Alvin mendelik “He ? ngapain ?”
“Aelah biasa aja kali ekspresinya. Gue mau kabur dulu dari Ify. Dari kemaren dia ngajakin gue ke pet shop mulu”
“Mau ngapain Ify kesana ? beli sodara loe ? si onyet. Haha”
“Sialan loe. Ngga lah ! beli hamster . tau kan ? sodaranya tikus. Ih emang dia ngga tau apa kalo gue alergi sama bulu binatang. Jangankan nyentuh, ngeliat aja bikin gue merinding” Rio menceritakannya sembari bergidik. Alvin geli sendiri melihat tingkah sahabatnya.
“Iya iya. Um..tapi ngga bisa lama lama ya. gue mau istirahat”
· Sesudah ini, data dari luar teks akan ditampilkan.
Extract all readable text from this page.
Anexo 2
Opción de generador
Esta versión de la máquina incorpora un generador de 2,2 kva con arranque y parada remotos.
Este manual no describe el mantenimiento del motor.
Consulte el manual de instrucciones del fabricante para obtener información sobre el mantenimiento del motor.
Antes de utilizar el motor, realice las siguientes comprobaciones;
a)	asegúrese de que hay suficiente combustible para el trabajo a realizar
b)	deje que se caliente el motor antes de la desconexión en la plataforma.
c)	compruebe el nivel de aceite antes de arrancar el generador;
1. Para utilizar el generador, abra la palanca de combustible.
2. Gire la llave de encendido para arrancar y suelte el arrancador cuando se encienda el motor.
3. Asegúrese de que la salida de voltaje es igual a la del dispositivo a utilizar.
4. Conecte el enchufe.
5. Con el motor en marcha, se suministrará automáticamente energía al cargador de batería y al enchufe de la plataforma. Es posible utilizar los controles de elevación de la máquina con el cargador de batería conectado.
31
“Deuh pelit loe. Yaudah deh..ketimbang ngga sama sekali” ceplos Rio.
Rumah Alvin
“Rumah loe sepi banget ya” tanggap Rio seakan akan baru kali pertama Ia menginjakkan kaki di rumah besar Alvin. padahal sudah sejak kecil Ia berteman dengan suasana di rumah Alvin.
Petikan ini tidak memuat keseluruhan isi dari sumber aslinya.